China has moved to release hospital beds as officials reported thousands of new cases of the Omicron-led coronavirus outbreak on Wednesday, put millions under blockade and sparked fears for the health care system.
The country registered 3,290 new Covid-19 cases on Wednesday, including 11 serious cases.
In total, the number fell by more than 5,000 on Tuesday, but the highly transmissible variant is still the toughest challenge to sustain China’s “zero-Covid” strategy.
China, when the first virus case in Wuhan appeared in late 2019, has not officially reported Covid-related deaths for more than a year.
Under strict Covid-19 protocols, the country referred all patients with any previous symptoms to specialized hospitals.
But the huge jump in cases, which has blocked 17.5 million people in the southern technology hub of Shenzhen and caused restrictions imposed on Shanghai and other cities, has raised concerns about bed shortages.
The National Health Commission said Tuesday night that patients with mild Covid cases could be isolated in a central facility in their forties to relieve hospital pressure.
“Patients with strains of omicron are mostly asymptomatic infections and mild cases, most of which do not require serious treatment,” the health official said.
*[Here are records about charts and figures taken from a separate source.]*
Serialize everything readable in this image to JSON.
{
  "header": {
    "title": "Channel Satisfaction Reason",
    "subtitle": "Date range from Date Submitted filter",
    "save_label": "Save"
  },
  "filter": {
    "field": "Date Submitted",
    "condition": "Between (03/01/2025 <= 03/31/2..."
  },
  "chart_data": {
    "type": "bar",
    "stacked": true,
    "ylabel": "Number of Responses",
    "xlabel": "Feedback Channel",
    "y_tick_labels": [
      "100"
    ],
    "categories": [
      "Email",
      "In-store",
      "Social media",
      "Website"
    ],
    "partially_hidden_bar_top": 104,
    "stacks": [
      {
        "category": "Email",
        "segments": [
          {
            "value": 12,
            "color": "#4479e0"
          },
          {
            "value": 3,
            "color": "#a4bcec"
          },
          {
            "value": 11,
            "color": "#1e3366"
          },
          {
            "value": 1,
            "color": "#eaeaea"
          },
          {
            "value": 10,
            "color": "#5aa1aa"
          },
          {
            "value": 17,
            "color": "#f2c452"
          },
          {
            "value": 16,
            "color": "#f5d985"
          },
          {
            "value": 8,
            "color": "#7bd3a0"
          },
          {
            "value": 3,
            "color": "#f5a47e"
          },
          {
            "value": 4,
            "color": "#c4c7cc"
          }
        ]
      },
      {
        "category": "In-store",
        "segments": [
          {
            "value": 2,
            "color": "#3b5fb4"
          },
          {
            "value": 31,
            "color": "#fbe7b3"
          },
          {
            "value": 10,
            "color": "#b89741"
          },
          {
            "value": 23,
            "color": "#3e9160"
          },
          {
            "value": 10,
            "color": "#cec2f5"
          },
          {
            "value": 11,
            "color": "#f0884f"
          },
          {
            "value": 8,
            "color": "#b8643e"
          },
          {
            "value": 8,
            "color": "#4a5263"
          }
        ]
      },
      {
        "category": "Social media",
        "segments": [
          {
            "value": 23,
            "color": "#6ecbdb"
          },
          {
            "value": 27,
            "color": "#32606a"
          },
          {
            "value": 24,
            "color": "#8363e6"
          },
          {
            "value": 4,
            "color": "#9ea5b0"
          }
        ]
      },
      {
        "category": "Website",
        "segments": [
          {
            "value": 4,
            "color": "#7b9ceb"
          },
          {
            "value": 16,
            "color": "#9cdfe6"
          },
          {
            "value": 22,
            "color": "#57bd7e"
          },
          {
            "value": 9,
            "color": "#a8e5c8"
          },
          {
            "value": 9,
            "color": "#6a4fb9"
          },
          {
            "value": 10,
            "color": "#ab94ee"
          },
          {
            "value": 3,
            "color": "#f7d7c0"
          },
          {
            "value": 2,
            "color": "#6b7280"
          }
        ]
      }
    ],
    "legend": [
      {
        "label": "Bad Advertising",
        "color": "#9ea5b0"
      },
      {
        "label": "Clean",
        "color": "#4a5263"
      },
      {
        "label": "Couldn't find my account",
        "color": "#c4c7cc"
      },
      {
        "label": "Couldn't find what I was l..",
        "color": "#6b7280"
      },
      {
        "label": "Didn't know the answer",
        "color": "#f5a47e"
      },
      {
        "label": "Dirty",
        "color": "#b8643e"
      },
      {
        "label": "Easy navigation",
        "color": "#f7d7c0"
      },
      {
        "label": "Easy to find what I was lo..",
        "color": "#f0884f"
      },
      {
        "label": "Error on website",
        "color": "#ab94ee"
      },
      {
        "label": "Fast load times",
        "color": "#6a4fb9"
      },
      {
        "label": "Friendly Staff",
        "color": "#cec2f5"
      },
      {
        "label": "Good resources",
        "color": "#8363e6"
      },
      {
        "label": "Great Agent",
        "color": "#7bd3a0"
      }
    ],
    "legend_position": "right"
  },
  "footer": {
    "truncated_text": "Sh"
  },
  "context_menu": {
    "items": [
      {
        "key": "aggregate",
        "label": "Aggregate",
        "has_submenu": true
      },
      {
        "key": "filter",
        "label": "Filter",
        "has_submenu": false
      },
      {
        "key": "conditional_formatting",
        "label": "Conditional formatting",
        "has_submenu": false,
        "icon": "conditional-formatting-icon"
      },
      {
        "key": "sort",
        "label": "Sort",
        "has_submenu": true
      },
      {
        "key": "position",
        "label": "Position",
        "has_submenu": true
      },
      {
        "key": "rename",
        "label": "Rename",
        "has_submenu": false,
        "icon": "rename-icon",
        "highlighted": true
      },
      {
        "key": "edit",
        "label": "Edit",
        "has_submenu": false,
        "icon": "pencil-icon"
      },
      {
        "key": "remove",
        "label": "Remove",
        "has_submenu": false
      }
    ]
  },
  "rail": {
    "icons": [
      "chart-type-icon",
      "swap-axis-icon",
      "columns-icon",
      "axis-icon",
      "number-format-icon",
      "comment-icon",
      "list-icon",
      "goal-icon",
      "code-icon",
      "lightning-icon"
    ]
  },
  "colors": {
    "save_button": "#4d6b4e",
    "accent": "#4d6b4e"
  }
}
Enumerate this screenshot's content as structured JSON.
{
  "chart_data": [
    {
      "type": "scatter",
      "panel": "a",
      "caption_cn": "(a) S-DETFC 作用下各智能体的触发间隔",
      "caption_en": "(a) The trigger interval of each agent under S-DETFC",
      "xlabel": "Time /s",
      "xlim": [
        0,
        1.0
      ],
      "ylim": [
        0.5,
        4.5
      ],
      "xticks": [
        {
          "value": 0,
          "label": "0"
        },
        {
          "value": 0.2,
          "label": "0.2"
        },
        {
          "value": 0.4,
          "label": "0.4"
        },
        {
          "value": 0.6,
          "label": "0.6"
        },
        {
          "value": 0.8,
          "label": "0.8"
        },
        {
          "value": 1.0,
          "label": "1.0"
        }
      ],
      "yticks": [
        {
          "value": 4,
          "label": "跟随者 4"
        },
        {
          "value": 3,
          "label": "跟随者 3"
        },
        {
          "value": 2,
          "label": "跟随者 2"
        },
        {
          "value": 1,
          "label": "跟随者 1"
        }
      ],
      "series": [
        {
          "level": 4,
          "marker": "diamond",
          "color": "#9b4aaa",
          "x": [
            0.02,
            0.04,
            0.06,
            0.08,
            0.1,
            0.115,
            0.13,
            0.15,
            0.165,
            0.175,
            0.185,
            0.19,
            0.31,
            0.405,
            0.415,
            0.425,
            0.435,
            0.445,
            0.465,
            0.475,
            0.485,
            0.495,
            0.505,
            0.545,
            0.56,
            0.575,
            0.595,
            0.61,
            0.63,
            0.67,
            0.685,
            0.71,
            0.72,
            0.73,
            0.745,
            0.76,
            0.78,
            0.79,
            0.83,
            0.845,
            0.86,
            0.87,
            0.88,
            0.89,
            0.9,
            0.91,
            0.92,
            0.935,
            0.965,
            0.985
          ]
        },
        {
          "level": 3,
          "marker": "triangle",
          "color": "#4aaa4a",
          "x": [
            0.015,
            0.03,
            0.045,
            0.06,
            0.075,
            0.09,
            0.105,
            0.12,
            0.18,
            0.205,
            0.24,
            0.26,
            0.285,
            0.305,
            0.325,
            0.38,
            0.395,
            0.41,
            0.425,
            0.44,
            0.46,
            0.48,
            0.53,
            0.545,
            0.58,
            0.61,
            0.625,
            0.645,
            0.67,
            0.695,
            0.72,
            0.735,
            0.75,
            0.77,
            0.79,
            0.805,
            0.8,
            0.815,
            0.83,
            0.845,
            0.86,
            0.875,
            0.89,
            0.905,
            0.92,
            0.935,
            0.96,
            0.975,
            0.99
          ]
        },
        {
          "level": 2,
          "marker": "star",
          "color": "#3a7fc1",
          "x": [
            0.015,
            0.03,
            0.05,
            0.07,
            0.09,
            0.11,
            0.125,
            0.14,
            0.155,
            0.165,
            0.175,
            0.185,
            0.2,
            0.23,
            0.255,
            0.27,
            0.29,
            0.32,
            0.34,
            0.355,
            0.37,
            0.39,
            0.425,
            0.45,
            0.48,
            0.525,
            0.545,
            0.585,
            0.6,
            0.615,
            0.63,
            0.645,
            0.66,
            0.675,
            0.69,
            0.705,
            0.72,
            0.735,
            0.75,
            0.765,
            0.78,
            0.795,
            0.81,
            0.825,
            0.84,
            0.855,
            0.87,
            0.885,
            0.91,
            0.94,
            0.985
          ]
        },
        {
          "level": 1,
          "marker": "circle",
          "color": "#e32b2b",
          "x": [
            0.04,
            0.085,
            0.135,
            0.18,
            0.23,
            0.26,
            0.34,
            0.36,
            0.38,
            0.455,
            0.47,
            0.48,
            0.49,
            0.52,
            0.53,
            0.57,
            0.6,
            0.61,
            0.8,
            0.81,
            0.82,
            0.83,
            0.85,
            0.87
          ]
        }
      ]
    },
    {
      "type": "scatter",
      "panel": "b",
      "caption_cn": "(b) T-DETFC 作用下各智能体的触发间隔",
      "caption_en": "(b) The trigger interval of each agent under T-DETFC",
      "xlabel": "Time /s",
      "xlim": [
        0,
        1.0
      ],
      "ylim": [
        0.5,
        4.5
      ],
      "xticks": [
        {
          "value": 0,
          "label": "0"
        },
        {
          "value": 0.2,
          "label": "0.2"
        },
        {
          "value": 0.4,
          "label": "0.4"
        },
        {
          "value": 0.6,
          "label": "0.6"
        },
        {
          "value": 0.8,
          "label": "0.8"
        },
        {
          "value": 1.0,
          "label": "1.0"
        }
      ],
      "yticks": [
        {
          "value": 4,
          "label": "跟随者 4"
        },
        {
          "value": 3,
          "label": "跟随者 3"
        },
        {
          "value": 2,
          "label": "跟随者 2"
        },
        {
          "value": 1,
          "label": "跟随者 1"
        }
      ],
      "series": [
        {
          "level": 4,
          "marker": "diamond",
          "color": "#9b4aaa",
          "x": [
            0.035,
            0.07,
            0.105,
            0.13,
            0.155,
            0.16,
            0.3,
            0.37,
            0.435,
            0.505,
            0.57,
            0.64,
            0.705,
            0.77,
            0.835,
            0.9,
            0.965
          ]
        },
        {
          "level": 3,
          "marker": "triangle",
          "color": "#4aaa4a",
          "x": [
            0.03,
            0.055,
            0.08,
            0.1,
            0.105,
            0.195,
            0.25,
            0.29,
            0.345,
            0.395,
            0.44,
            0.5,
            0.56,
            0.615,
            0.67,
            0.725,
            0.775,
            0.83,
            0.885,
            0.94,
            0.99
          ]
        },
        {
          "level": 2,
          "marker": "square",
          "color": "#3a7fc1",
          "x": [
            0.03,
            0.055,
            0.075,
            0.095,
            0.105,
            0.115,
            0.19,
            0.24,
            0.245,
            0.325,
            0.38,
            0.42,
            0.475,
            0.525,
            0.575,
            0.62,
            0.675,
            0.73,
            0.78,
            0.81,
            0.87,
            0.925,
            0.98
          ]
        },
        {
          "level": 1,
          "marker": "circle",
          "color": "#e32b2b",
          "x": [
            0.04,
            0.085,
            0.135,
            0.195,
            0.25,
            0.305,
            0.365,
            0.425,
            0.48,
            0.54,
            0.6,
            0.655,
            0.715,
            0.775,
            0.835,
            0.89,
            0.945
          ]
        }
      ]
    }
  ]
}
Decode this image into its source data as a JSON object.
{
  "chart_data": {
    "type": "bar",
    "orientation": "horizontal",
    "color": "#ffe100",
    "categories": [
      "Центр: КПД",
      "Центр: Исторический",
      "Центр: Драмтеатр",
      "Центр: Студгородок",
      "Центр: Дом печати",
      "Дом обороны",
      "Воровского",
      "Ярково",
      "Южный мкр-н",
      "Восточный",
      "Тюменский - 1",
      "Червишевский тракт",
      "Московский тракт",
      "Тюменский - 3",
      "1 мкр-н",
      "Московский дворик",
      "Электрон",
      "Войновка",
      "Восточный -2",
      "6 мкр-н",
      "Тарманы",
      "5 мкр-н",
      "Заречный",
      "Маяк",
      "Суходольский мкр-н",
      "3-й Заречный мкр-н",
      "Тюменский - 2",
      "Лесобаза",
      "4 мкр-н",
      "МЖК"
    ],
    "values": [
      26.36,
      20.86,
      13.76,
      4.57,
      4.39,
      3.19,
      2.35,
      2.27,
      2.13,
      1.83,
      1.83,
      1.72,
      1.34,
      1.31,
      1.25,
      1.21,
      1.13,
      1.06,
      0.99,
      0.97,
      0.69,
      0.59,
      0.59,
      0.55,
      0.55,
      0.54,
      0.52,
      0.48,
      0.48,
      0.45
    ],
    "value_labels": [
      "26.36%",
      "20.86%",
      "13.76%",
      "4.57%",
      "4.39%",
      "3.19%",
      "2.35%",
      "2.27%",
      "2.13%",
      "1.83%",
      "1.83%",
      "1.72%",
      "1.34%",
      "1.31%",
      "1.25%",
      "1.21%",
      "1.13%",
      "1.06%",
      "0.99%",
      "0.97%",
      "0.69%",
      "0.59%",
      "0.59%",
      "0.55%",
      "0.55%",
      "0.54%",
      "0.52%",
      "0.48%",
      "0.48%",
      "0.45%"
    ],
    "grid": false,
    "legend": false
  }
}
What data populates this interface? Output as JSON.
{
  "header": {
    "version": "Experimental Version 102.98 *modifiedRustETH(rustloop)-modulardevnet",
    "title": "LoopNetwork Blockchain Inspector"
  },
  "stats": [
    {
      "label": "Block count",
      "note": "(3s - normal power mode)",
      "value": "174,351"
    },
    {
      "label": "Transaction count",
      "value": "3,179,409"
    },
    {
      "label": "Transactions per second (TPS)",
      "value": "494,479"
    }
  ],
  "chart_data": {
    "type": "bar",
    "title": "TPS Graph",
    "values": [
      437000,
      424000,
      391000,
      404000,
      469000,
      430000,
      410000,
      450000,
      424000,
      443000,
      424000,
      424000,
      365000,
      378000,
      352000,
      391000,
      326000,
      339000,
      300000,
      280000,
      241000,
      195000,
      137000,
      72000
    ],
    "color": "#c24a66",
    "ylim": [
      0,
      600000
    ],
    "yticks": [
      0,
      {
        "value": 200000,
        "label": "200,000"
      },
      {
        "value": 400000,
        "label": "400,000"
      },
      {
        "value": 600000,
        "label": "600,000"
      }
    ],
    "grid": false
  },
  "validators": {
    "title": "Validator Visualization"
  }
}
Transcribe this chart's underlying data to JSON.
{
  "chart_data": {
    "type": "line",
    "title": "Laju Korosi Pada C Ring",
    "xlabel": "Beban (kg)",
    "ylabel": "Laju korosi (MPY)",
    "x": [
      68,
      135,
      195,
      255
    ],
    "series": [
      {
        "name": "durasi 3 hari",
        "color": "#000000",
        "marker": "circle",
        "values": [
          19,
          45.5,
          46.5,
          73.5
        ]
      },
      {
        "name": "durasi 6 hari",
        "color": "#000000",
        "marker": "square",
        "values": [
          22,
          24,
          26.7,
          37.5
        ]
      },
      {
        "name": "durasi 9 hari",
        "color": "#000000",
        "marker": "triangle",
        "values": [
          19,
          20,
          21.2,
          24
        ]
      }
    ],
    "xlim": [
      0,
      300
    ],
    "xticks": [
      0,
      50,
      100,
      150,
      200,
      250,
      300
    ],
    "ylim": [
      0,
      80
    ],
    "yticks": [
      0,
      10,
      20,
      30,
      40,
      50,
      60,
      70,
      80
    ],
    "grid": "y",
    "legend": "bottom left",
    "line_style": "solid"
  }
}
“All admissions to designated hospitals will take a lot of medical resources.”
Images of patients lying on gurney outside Hong Kong hospitals, where the hospital is overwhelmed by a surge in cases, have terrified mainland officials and are now in a hurry to build one-off hospitals in some provinces.
Images of CCTV state television on Wednesday showed dozens of giant cranes assembling “temporary hospitals” in China’s northeastern Jilin province, with more than 5,000 cases reported in the past week.
The province, with a population of more than 24 million, has only 22,880 hospital beds.
As of Tuesday, 6,000 rooms in the railroad-style hospital – first erected in the early days of the Wuhan pandemic – have been set up in the city of Jilin and the surrounding Changchun metropolis to deal with the dreaded arrival of patients.
In addition to blocking tens of millions of people across the country, the recent rise in cases has led to long queues outside mass test sites and tight controls in ports, increasing the risk of disruption to trade.
(This story was not edited by NDTV staff and was automatically created from a union feed.)